- 2 clove(s) Garlic
- 1 inch slice(s) Root Ginger
- 1/2 tablespoons, level Paprika
- 1/2 teaspoons, level Chilli Powder
- 1 teaspoons, level Garam Masala
- 1 teaspoons, level Ground Cumin
- 1 teaspoons, level Coriander, Dried
- 1/2 teaspoons Turmeric
- 1/4 teaspoons Salt
- 1 tablespoons, level Tomato Purèe
- 1 individual Chilli, Green or Red
- 10 sprig(s) Coriander, fresh, handful
- 4 spray(s) Calorie controlled cooking spray
- 2 large Onion(s), diced
- 400 g Split Red Lentils, dry
- 1 cube(s) Vegetable stock cube(s), made with 500ml hot water
- 1 can(s), large Tinned Tomatoes
- 4 medium Chicken breast, skinless, raw, diced
- 150 g Spinach
- 200 ml Reduced Fat Coconut Milk, Canned
- 1 pot(s), small Fat Free Natural Yogurt
First make the curry paste, add garlic, ginger, all the spices, tomato puree, chilli and coriander into a small food processor and pulse until a paste is formed (make sure to add the whole coriander, stalks and all, these add lots of flavour). If you don't have a a food processor, finely chop the garlic, ginger and coriander and mix with the remaining paste ingredients.

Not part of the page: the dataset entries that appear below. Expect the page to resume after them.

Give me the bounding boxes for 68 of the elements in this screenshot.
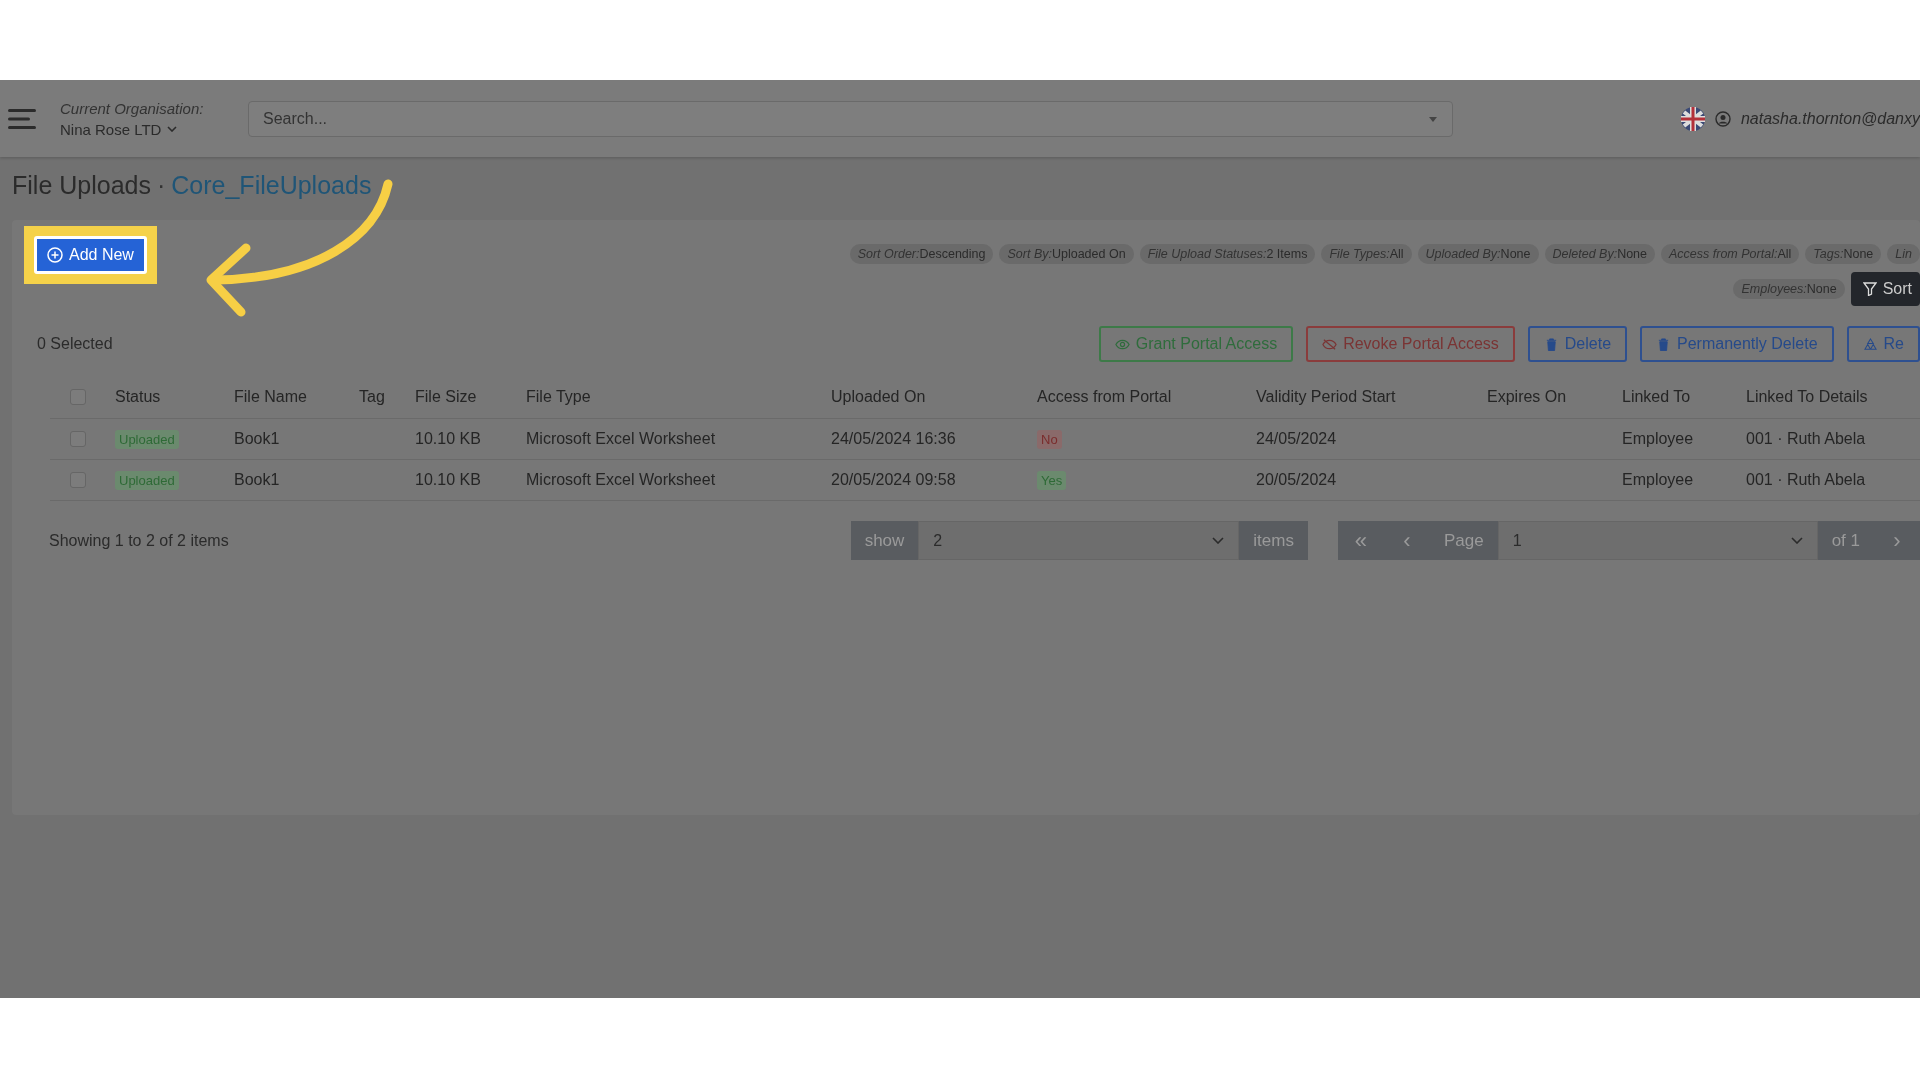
chevron-icon <box>167 126 178 132</box>
action-button[interactable]: Delete <box>1527 326 1628 362</box>
action-button[interactable]: Permanently Delete <box>1640 326 1834 362</box>
table-cell-text: Employee <box>1622 471 1695 489</box>
selected-count: 0 Selected <box>37 335 114 353</box>
table-cell-text: Book1 <box>234 471 281 489</box>
sort-button[interactable]: Sort <box>1850 272 1920 306</box>
filter-icon <box>1862 282 1877 296</box>
eye-icon <box>1114 337 1130 351</box>
showing-count: Showing 1 to 2 of 2 items <box>49 531 230 550</box>
show-label: show <box>850 521 919 560</box>
table-cell-text: Microsoft Excel Worksheet <box>526 430 717 448</box>
user-email[interactable]: natasha.thornton@danxy <box>1740 109 1920 128</box>
action-button[interactable]: Grant Portal Access <box>1098 326 1294 362</box>
status-badge: Uploaded <box>115 471 179 490</box>
items-label: items <box>1239 521 1308 560</box>
chevron-icon <box>1790 537 1803 544</box>
breadcrumb-separator: · <box>156 171 166 200</box>
page-size-select[interactable]: 2 <box>918 521 1240 560</box>
page-select[interactable]: 1 <box>1497 521 1818 560</box>
table-cell-text: 24/05/2024 16:36 <box>831 430 957 448</box>
table-cell-text: Employee <box>1622 430 1695 448</box>
page-title: File Uploads <box>12 171 151 200</box>
flag-icon[interactable] <box>1680 106 1705 131</box>
column-header[interactable]: Uploaded On <box>831 388 1037 406</box>
breadcrumb-link[interactable]: Core_FileUploads <box>171 171 372 200</box>
column-header[interactable]: Expires On <box>1487 388 1622 406</box>
plus-circle-icon <box>47 247 63 263</box>
filter-chip[interactable]: Uploaded By:None <box>1417 244 1539 264</box>
table-cell-text: 24/05/2024 <box>1256 430 1338 448</box>
access-badge: No <box>1037 430 1062 449</box>
caret-icon <box>1429 116 1437 122</box>
column-header[interactable]: Validity Period Start <box>1256 388 1487 406</box>
recycle-icon <box>1862 337 1878 351</box>
chevron-icon <box>1212 537 1225 544</box>
table-cell-text: 10.10 KB <box>415 430 482 448</box>
eye-slash-icon <box>1322 337 1338 351</box>
table-cell-text: 001 · Ruth Abela <box>1746 471 1867 489</box>
next-page-button[interactable]: › <box>1874 521 1920 560</box>
organisation-dropdown[interactable]: Nina Rose LTD <box>60 120 240 138</box>
organisation-label: Current Organisation: <box>60 99 205 117</box>
action-button[interactable]: Re <box>1846 326 1920 362</box>
column-header[interactable]: File Size <box>415 388 526 406</box>
add-new-button[interactable]: Add New <box>34 236 147 274</box>
table-cell-text: Book1 <box>234 430 281 448</box>
access-badge: Yes <box>1037 471 1067 490</box>
column-header[interactable]: Linked To <box>1622 388 1746 406</box>
column-header[interactable]: File Type <box>526 388 831 406</box>
column-header[interactable]: Linked To Details <box>1746 388 1920 406</box>
menu-icon[interactable] <box>8 107 36 130</box>
table-cell-text: 001 · Ruth Abela <box>1746 430 1867 448</box>
column-header[interactable]: Status <box>115 388 234 406</box>
user-icon <box>1714 110 1731 127</box>
column-header[interactable]: Access from Portal <box>1037 388 1256 406</box>
filter-chip[interactable]: Employees:None <box>1733 279 1845 299</box>
first-page-button[interactable]: « <box>1337 521 1384 560</box>
table-cell-text: Microsoft Excel Worksheet <box>526 471 717 489</box>
page-count: of 1 <box>1817 521 1874 560</box>
search-field[interactable]: Search... <box>248 100 1453 137</box>
column-header[interactable]: Tag <box>359 388 415 406</box>
column-header[interactable]: File Name <box>234 388 359 406</box>
previous-page-button[interactable]: ‹ <box>1383 521 1430 560</box>
action-button[interactable]: Revoke Portal Access <box>1306 326 1515 362</box>
table-cell-text: 20/05/2024 <box>1256 471 1338 489</box>
table-cell-text: 20/05/2024 09:58 <box>831 471 957 489</box>
table-cell-text: 10.10 KB <box>415 471 482 489</box>
page-label: Page <box>1429 521 1498 560</box>
status-badge: Uploaded <box>115 430 179 449</box>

Spray a large saucepan with cooking spray over a low-medium heat. cook the onions for 5-10 minutes until translucent. Add the curry paste and cook for a few minutes. Add the lentils to the pan and stir through the paste.
Pour in the stock and tinned tomatoes; increase the heat and bring to the boil, then reduce to a simmer and cook for 5 minutes before adding the chicken. Cook for 10 minutes or until the lentils and chicken are cooked through. Stir through the spinach and coconut milk.
Serve in topped topped with a dollop of fat free natural yogurt and some chopped coriander.